Even more egregious has been the characterization by the Times of the Army Field Manual as "nonabusive." Charlie Savage characterized the Army Field Manual as "nonabusive" in a widely-distributed article, "Election to Decide Future Interrogation Methods in Terrorism Cases" (Sept. 27, 2012). Savage's contention that Obama has stuck to a "strict no-torture policy" is belied by the evidence. Such misinformation, whether intentional or not, does real harm, the more so as it comes from an authoritative source.

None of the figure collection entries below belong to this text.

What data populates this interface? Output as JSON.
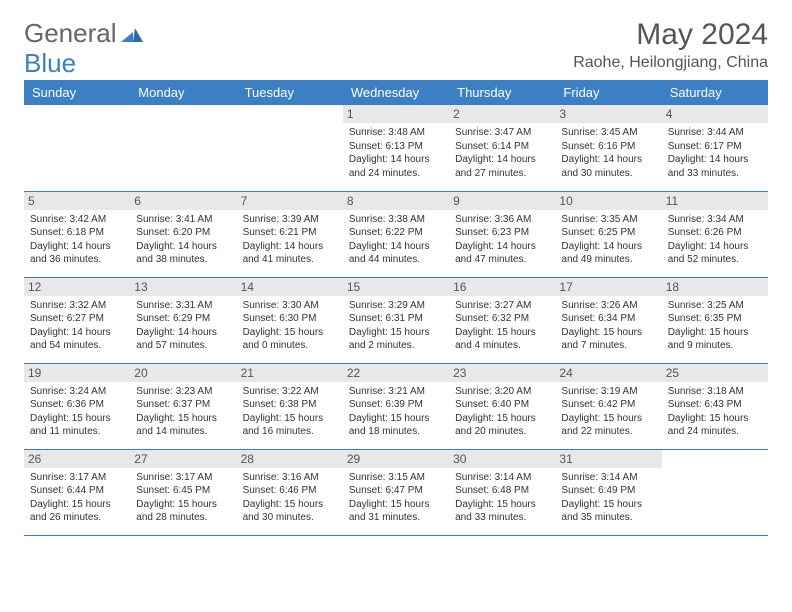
{
  "logo": {
    "part1": "General",
    "part2": "Blue"
  },
  "title": "May 2024",
  "location": "Raohe, Heilongjiang, China",
  "colors": {
    "header_bg": "#3b7fc4",
    "header_text": "#ffffff",
    "daynum_bg": "#e8e8e8",
    "border": "#3b7fc4",
    "text": "#333333",
    "logo_gray": "#666666",
    "logo_blue": "#3b7fc4",
    "background": "#ffffff"
  },
  "day_labels": [
    "Sunday",
    "Monday",
    "Tuesday",
    "Wednesday",
    "Thursday",
    "Friday",
    "Saturday"
  ],
  "weeks": [
    [
      {
        "n": "",
        "sr": "",
        "ss": "",
        "dl": ""
      },
      {
        "n": "",
        "sr": "",
        "ss": "",
        "dl": ""
      },
      {
        "n": "",
        "sr": "",
        "ss": "",
        "dl": ""
      },
      {
        "n": "1",
        "sr": "Sunrise: 3:48 AM",
        "ss": "Sunset: 6:13 PM",
        "dl": "Daylight: 14 hours and 24 minutes."
      },
      {
        "n": "2",
        "sr": "Sunrise: 3:47 AM",
        "ss": "Sunset: 6:14 PM",
        "dl": "Daylight: 14 hours and 27 minutes."
      },
      {
        "n": "3",
        "sr": "Sunrise: 3:45 AM",
        "ss": "Sunset: 6:16 PM",
        "dl": "Daylight: 14 hours and 30 minutes."
      },
      {
        "n": "4",
        "sr": "Sunrise: 3:44 AM",
        "ss": "Sunset: 6:17 PM",
        "dl": "Daylight: 14 hours and 33 minutes."
      }
    ],
    [
      {
        "n": "5",
        "sr": "Sunrise: 3:42 AM",
        "ss": "Sunset: 6:18 PM",
        "dl": "Daylight: 14 hours and 36 minutes."
      },
      {
        "n": "6",
        "sr": "Sunrise: 3:41 AM",
        "ss": "Sunset: 6:20 PM",
        "dl": "Daylight: 14 hours and 38 minutes."
      },
      {
        "n": "7",
        "sr": "Sunrise: 3:39 AM",
        "ss": "Sunset: 6:21 PM",
        "dl": "Daylight: 14 hours and 41 minutes."
      },
      {
        "n": "8",
        "sr": "Sunrise: 3:38 AM",
        "ss": "Sunset: 6:22 PM",
        "dl": "Daylight: 14 hours and 44 minutes."
      },
      {
        "n": "9",
        "sr": "Sunrise: 3:36 AM",
        "ss": "Sunset: 6:23 PM",
        "dl": "Daylight: 14 hours and 47 minutes."
      },
      {
        "n": "10",
        "sr": "Sunrise: 3:35 AM",
        "ss": "Sunset: 6:25 PM",
        "dl": "Daylight: 14 hours and 49 minutes."
      },
      {
        "n": "11",
        "sr": "Sunrise: 3:34 AM",
        "ss": "Sunset: 6:26 PM",
        "dl": "Daylight: 14 hours and 52 minutes."
      }
    ],
    [
      {
        "n": "12",
        "sr": "Sunrise: 3:32 AM",
        "ss": "Sunset: 6:27 PM",
        "dl": "Daylight: 14 hours and 54 minutes."
      },
      {
        "n": "13",
        "sr": "Sunrise: 3:31 AM",
        "ss": "Sunset: 6:29 PM",
        "dl": "Daylight: 14 hours and 57 minutes."
      },
      {
        "n": "14",
        "sr": "Sunrise: 3:30 AM",
        "ss": "Sunset: 6:30 PM",
        "dl": "Daylight: 15 hours and 0 minutes."
      },
      {
        "n": "15",
        "sr": "Sunrise: 3:29 AM",
        "ss": "Sunset: 6:31 PM",
        "dl": "Daylight: 15 hours and 2 minutes."
      },
      {
        "n": "16",
        "sr": "Sunrise: 3:27 AM",
        "ss": "Sunset: 6:32 PM",
        "dl": "Daylight: 15 hours and 4 minutes."
      },
      {
        "n": "17",
        "sr": "Sunrise: 3:26 AM",
        "ss": "Sunset: 6:34 PM",
        "dl": "Daylight: 15 hours and 7 minutes."
      },
      {
        "n": "18",
        "sr": "Sunrise: 3:25 AM",
        "ss": "Sunset: 6:35 PM",
        "dl": "Daylight: 15 hours and 9 minutes."
      }
    ],
    [
      {
        "n": "19",
        "sr": "Sunrise: 3:24 AM",
        "ss": "Sunset: 6:36 PM",
        "dl": "Daylight: 15 hours and 11 minutes."
      },
      {
        "n": "20",
        "sr": "Sunrise: 3:23 AM",
        "ss": "Sunset: 6:37 PM",
        "dl": "Daylight: 15 hours and 14 minutes."
      },
      {
        "n": "21",
        "sr": "Sunrise: 3:22 AM",
        "ss": "Sunset: 6:38 PM",
        "dl": "Daylight: 15 hours and 16 minutes."
      },
      {
        "n": "22",
        "sr": "Sunrise: 3:21 AM",
        "ss": "Sunset: 6:39 PM",
        "dl": "Daylight: 15 hours and 18 minutes."
      },
      {
        "n": "23",
        "sr": "Sunrise: 3:20 AM",
        "ss": "Sunset: 6:40 PM",
        "dl": "Daylight: 15 hours and 20 minutes."
      },
      {
        "n": "24",
        "sr": "Sunrise: 3:19 AM",
        "ss": "Sunset: 6:42 PM",
        "dl": "Daylight: 15 hours and 22 minutes."
      },
      {
        "n": "25",
        "sr": "Sunrise: 3:18 AM",
        "ss": "Sunset: 6:43 PM",
        "dl": "Daylight: 15 hours and 24 minutes."
      }
    ],
    [
      {
        "n": "26",
        "sr": "Sunrise: 3:17 AM",
        "ss": "Sunset: 6:44 PM",
        "dl": "Daylight: 15 hours and 26 minutes."
      },
      {
        "n": "27",
        "sr": "Sunrise: 3:17 AM",
        "ss": "Sunset: 6:45 PM",
        "dl": "Daylight: 15 hours and 28 minutes."
      },
      {
        "n": "28",
        "sr": "Sunrise: 3:16 AM",
        "ss": "Sunset: 6:46 PM",
        "dl": "Daylight: 15 hours and 30 minutes."
      },
      {
        "n": "29",
        "sr": "Sunrise: 3:15 AM",
        "ss": "Sunset: 6:47 PM",
        "dl": "Daylight: 15 hours and 31 minutes."
      },
      {
        "n": "30",
        "sr": "Sunrise: 3:14 AM",
        "ss": "Sunset: 6:48 PM",
        "dl": "Daylight: 15 hours and 33 minutes."
      },
      {
        "n": "31",
        "sr": "Sunrise: 3:14 AM",
        "ss": "Sunset: 6:49 PM",
        "dl": "Daylight: 15 hours and 35 minutes."
      },
      {
        "n": "",
        "sr": "",
        "ss": "",
        "dl": ""
      }
    ]
  ]
}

As difficult as it is for many people to accept, we know from all that is described above that the Obama administration is itself involved in torture, from its approval of extraordinary rendition to the documented operation of detention centers, ostensibly under the administration of allied forces, where torture takes place. (See this 2011 report in The Nation by Jeremy Scahill about CIA torture sites in Somalia.) Other accusations of torture by agencies such as the Federal Bureau of Investigation exist as well.

Yet it is the covert actualization of torture in the Army Field Manual that is the most pervasive application of torture at this date, as the AFM is the primary standard for interrogations used by both DoD and the CIA.

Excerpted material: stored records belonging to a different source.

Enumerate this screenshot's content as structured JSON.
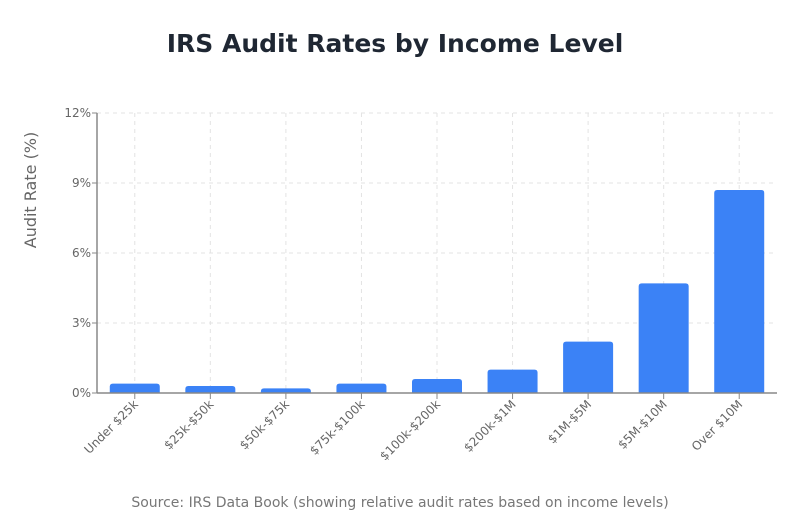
{
  "chart_data": {
    "type": "bar",
    "title": "IRS Audit Rates by Income Level",
    "xlabel": "",
    "ylabel": "Audit Rate (%)",
    "categories": [
      "Under $25k",
      "$25k-$50k",
      "$50k-$75k",
      "$75k-$100k",
      "$100k-$200k",
      "$200k-$1M",
      "$1M-$5M",
      "$5M-$10M",
      "Over $10M"
    ],
    "values": [
      0.4,
      0.3,
      0.2,
      0.4,
      0.6,
      1.0,
      2.2,
      4.7,
      8.7
    ],
    "ylim": [
      0,
      12
    ],
    "yticks": [
      0,
      3,
      6,
      9,
      12
    ],
    "ytick_labels": [
      "0%",
      "3%",
      "6%",
      "9%",
      "12%"
    ],
    "grid": true,
    "bar_color": "#3b82f6",
    "source": "Source: IRS Data Book (showing relative audit rates based on income levels)"
  }
}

The IMAP/OSF report notes that the U.S. torture program was predicated on the production of "debility, dependency and dread" in those who are interrogated (see pgs. xiv and 18). The origin of this "DDD"-style torture was the research done under the CIA's MKULTRA and associated programs, which included DoD behavioral research on SERE-style training to withstand torture even as early as the 1950s. (For more on this aspect of the story, see "Beware Misdirection on Torture (the 'DDD' Story)" and "Top U.S. Behavioral Scientists Studied Survival Schools to Create Torture Program Over 50 Years Ago.")

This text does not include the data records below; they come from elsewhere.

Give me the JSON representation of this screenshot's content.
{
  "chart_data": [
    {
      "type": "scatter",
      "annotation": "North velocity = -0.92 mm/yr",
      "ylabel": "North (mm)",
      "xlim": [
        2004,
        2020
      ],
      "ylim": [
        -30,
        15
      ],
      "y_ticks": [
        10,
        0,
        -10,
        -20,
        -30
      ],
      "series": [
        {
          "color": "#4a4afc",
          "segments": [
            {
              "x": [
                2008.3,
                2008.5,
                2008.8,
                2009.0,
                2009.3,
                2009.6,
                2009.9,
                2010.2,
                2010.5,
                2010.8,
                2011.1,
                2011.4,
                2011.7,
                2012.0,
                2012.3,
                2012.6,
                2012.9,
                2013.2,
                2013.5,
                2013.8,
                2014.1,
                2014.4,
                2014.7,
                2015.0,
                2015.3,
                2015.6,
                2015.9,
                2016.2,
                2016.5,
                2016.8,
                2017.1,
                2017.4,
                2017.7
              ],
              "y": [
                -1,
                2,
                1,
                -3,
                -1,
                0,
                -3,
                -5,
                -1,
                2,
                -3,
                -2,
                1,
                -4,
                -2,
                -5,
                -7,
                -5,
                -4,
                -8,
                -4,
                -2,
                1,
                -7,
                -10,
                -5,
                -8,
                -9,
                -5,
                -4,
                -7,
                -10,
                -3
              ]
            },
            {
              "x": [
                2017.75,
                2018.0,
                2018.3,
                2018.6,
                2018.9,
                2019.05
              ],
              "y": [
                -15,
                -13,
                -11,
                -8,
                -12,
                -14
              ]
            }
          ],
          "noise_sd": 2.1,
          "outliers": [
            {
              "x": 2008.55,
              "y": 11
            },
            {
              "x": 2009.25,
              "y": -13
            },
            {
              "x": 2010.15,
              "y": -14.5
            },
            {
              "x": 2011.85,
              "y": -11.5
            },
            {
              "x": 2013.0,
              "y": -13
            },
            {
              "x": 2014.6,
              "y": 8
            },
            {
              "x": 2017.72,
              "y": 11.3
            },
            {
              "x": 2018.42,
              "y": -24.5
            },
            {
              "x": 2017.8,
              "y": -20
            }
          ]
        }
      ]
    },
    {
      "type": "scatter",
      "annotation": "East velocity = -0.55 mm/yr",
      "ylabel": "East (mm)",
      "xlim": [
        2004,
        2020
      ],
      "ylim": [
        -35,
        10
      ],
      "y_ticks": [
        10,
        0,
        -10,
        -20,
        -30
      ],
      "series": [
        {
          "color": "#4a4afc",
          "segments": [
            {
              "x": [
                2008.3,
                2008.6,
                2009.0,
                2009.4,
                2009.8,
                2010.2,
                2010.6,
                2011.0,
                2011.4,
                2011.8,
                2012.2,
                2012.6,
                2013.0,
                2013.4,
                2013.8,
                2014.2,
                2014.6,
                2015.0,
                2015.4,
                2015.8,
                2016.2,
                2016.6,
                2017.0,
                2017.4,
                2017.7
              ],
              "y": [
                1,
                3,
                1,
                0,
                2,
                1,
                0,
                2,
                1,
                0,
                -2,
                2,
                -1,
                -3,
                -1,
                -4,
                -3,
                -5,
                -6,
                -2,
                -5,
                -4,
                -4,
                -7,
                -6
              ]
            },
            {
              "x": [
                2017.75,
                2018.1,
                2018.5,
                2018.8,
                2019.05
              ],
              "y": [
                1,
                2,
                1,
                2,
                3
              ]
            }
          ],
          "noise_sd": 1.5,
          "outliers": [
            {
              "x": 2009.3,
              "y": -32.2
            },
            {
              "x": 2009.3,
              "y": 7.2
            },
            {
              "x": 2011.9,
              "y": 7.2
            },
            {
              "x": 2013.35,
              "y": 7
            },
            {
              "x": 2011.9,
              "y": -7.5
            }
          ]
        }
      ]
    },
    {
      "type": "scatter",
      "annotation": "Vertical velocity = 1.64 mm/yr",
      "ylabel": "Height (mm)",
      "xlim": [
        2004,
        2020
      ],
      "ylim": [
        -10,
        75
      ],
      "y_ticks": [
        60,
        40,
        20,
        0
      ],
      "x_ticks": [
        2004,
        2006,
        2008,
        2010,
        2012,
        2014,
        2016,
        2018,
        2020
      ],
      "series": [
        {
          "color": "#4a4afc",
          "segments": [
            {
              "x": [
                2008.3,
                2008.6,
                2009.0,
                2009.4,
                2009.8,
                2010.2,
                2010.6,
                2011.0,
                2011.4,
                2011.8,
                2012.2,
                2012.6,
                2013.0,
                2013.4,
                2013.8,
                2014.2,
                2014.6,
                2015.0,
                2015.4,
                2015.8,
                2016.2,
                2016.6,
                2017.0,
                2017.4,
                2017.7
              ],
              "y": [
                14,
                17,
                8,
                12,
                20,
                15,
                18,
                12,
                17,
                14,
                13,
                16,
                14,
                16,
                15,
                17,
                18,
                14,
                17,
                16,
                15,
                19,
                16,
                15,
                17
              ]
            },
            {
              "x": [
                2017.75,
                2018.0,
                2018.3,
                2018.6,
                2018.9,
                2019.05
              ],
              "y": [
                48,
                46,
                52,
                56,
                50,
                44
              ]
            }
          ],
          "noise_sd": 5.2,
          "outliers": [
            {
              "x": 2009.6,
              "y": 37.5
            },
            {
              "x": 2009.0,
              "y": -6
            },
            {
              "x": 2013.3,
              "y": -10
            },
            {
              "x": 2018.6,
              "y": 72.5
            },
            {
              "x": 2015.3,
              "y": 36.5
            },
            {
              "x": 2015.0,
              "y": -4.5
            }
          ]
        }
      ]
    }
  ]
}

The Army Field Manual utilizes precisely this program: isolation and sleep deprivation to produce both debility and dependency, use of "Fear Up" and sensory deprivation to cause "dread." Sometimes drugs are used to enhance these effects. The IMAP/OSF report notes the research I did with Jason Leopold, which culminated in the FOIA release of the DoD's Inspector General report on drugging, which admitted to both involuntary drugging of prisoners, and the fact that at least one prisoner (Jose Padilla) was made to think he had been given hallucinogenic drugs, in order to cause fear and disorientation.

The reason serious problems with the Army Field Manual issue do not command more interest among the American people is political. The issue usually goes unreported. The significance of the fact the nation's primary interrogation manual utilizes torture and abuse is not recognized, though this is primarily because the press does not push it. Even the human rights organizations who have publicly taken the AFM to task, or publicly called for change, do not put the issue on the front burner. Indeed, even IMAP left their recommendation to rewrite the Army Field Manual out of its press release.

But the fact remains that more and more sections of the Establishment are able to see through the propaganda and ignorance surrounding the nation's interrogation protocols. While the IMAP/OSF and Constitution Project reports represent important steps forward in the battle to end torture, it will take a political battle with major elements within the Democratic Party who still support the Army Field Manual and other aspects of the militarist program that is the "war on terror" to make the changes in interrogation policy something concrete and not only aspirational.